Diethard Steiner On Business Intelligence

Last Tuesday I attended the Apache Flink Meetup here in London for a coding dojo. The previous coding dojo was really very interesting and I went away with some good learnings - it also provided me with motivation to look a bit more into Apache Flink and I eventually published two blog posts on this topic. So I was quite excited to attend this new coding dojo event. Unfortunately this time round the attendency rate was not so good, however, event organiser Ignas Vadaisa and I still went ahead and tried to get a very simple Kafka and Flink setup going, the result of which is discussed here.

The main idea was to set up a simple Kafka Producer (Ignas wrote a Scala object which sends a random pick from a set of words to a Kafka topic), I set up a local installation of Kafka and wrote a simple Kafka Consumer, which is using Flink to do a word count.

I will talk you through the setup now, which is rather straight forward and should be a starting point for furhter exploration:

Check the scala version you have installed

$ scala -version

Download Kafka from here and extract the file in a convenient directory.
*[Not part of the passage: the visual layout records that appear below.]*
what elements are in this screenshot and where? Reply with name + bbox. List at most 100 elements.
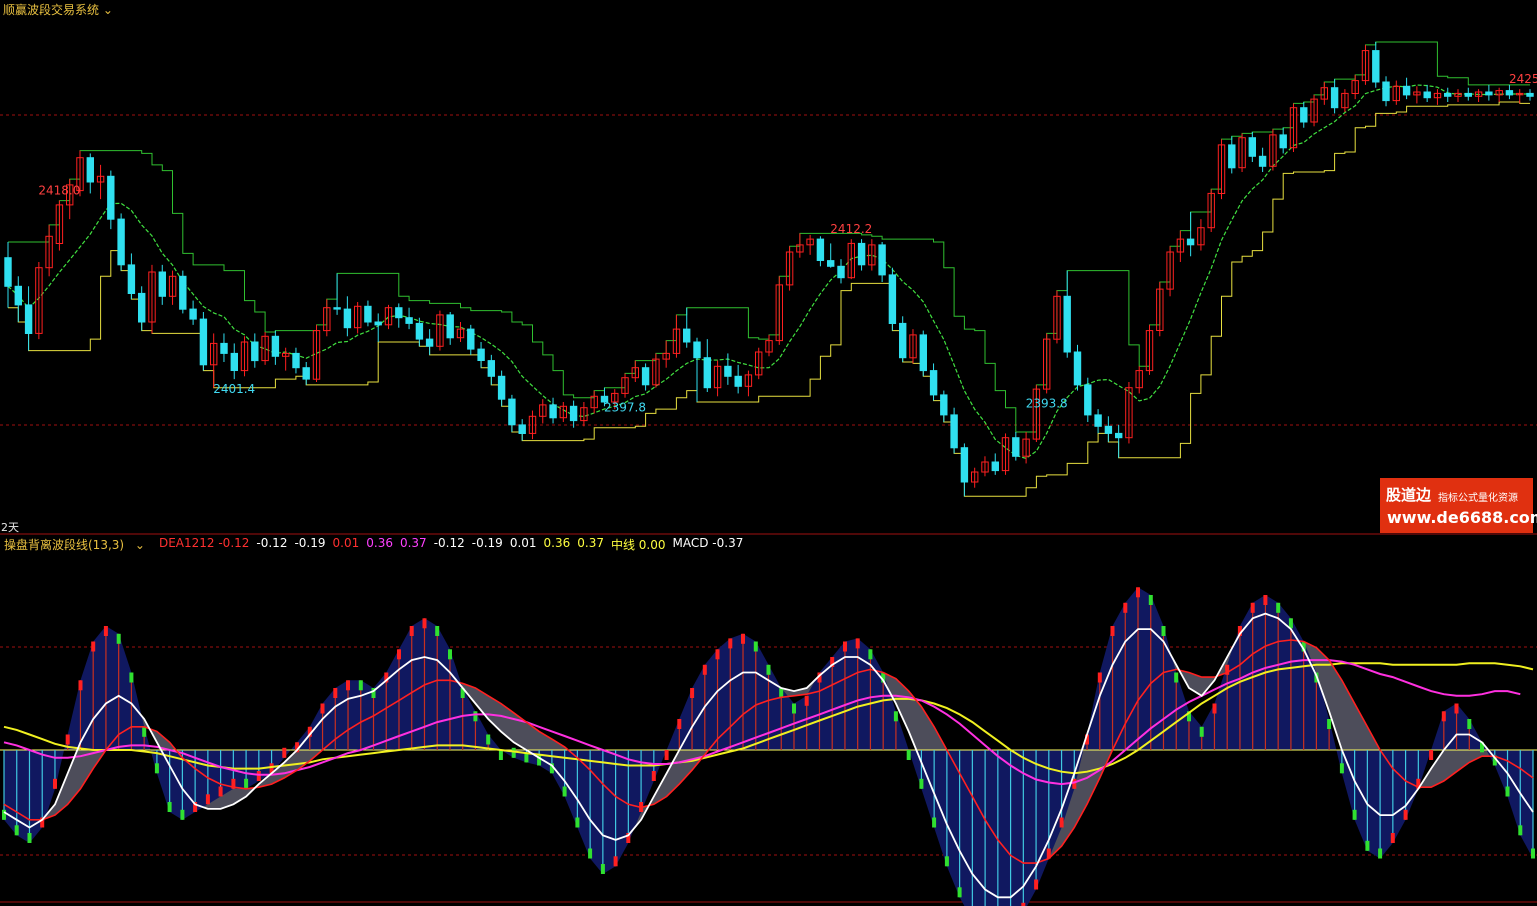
macd-head-block [244, 778, 249, 789]
macd-head-block [677, 719, 682, 729]
candle-body [127, 264, 136, 294]
macd-head-block [575, 817, 580, 828]
candle-body [569, 405, 578, 422]
macd-head-block [957, 887, 962, 898]
candle-body [1382, 81, 1390, 102]
candle-body [1228, 144, 1236, 169]
candle-body [827, 260, 835, 267]
macd-head-block [1365, 840, 1370, 851]
macd-head-block [1034, 879, 1039, 890]
candle-body [467, 328, 475, 350]
candle-body [641, 367, 650, 386]
macd-head-block [868, 649, 873, 660]
macd-head-block [1441, 711, 1446, 722]
macd-head-block [167, 802, 172, 812]
candle-body [940, 394, 948, 416]
candle-body [1402, 85, 1411, 96]
macd-head-block [1174, 672, 1179, 683]
macd-head-block [333, 688, 338, 698]
macd-head-block [1110, 626, 1115, 636]
macd-head-block [651, 771, 656, 781]
macd-head-block [932, 817, 937, 828]
macd-head-block [397, 649, 401, 660]
candle-body [1186, 238, 1195, 246]
macd-head-block [409, 626, 414, 636]
macd-head-block [256, 771, 261, 781]
trend-ma-line [7, 84, 1530, 460]
candle-body [1505, 90, 1514, 96]
candle-body [117, 218, 125, 266]
candle-body [683, 328, 691, 343]
macd-head-block [103, 626, 108, 636]
macd-head-block [906, 750, 911, 760]
watermark-site: www.de6688.com [1387, 508, 1537, 527]
candle-body [364, 305, 372, 323]
macd-head-block [346, 680, 350, 691]
candle-body [497, 375, 506, 400]
watermark-badge: 股道边 指标公式量化资源 www.de6688.com [1380, 478, 1537, 533]
candle-body [857, 242, 866, 266]
candle-body [960, 447, 969, 483]
candle-body [487, 360, 496, 377]
macd-head-block [205, 794, 210, 805]
candle-body [86, 157, 94, 183]
watermark-brand: 股道边 [1386, 486, 1432, 504]
candle-body [138, 292, 146, 323]
candle-body [189, 308, 197, 320]
price-extreme-label: 2393.8 [1026, 396, 1068, 410]
candle-body [271, 335, 280, 357]
indicator-value: -0.12 [433, 536, 465, 550]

Make sure you choose a Kafka version which goes in line with your Scala version!

Next we follow mainly the Kafka Quickstart guide:

Start Zookeeper:

$ bin/zookeeper-server-start.sh config/zookeeper.properties

Start Kafka:

$ bin/kafka-server-start.sh config/server.properties

Create a topic: This is not strictly necessary, as our code (KafkaProducer) will take care of this any ways.

$ bin/kafka-topics.sh --create --zookeeper localhost:2181 --replication-factor 1 --partitions 1 --topic words

List the topic:

$ bin/kafka-topics.sh --list --zookeeper localhost:2181
words

Let’s first create the Kafka Producer. We will generate some random data and send it to the messaging queue:

import java.util.Properties
import org.apache.kafka.clients.producer.{KafkaProducer, ProducerRecord}
import scala.util.Random

object KafkaProducer extends App {

  val topic = "words"
  val props = new Properties()
  props.put("bootstrap.servers", "localhost:9092")
  props.put("key.serializer", "org.apache.kafka.common.serialization.StringSerializer")
  props.put("value.serializer", "org.apache.kafka.common.serialization.StringSerializer")


  val rnd = new Random()
  val wordSet = Seq("Dog", "Cat", "Cow")
  val n = wordSet.length

  val producer = new KafkaProducer[String,String](props)

  var key  = 0

  while(true){
    val index = rnd.nextInt(n)
    producer.send(new ProducerRecord(topic, key.toString, wordSet(index)))
    key = key + 1
  }

  producer.close
}

Let’s run this code. To understand if our code is actually working, let’s use a Kafka utility to check if there are any messages in the queue:

Show streaming data in the Kafka topic:

bin/kafka-console-consumer.sh --zookeeper localhost:2181 --topic words

Since the setup is working so far, we can focus on creating the KafkaConsumer now. In the snapshot 1.2 Flink provides quite few connectors to external data sources and stores, which makes it quite straight forward to source data from and load data to such stores:

import java.util.Properties
import org.apache.flink.streaming.api.scala._
import org.apache.flink.streaming.api.windowing.time.Time
import org.apache.flink.streaming.connectors.kafka._
import org.apache.flink.streaming.util.serialization.SimpleStringSchema

object KafkaConsumer {


  def main(args: Array[String]) {

    val env = StreamExecutionEnvironment.getExecutionEnvironment

    val properties = new Properties()
    // comma separated list of Kafka brokers
    properties.setProperty("bootstrap.servers", "localhost:9092")
    // id of the consumer group
    properties.setProperty("group.id", "test")
    val stream = env
      // words is our Kafka topic
      .addSource(new FlinkKafkaConsumer010[String]("words", new SimpleStringSchema(), properties))

    stream.print

    env.execute("Kafka Window Stream WordCount")
  }
}

In this first attempt we simply retrieve the data from the Kafka queue and print the values out to the console. Try to run this code.

Next let’s count the words in five seconds intervals:

    val counts = stream
      .map { (_, 1) }
      .keyBy(0)
      .timeWindow(Time.seconds(5))
      .sum(1)

    counts.print

Execute KafkaConsumer now and enjoy the window aggregation! Granted this was a very simple setup, so feel free to explore more of the Apache Flink world and create an advanced example. Have fun!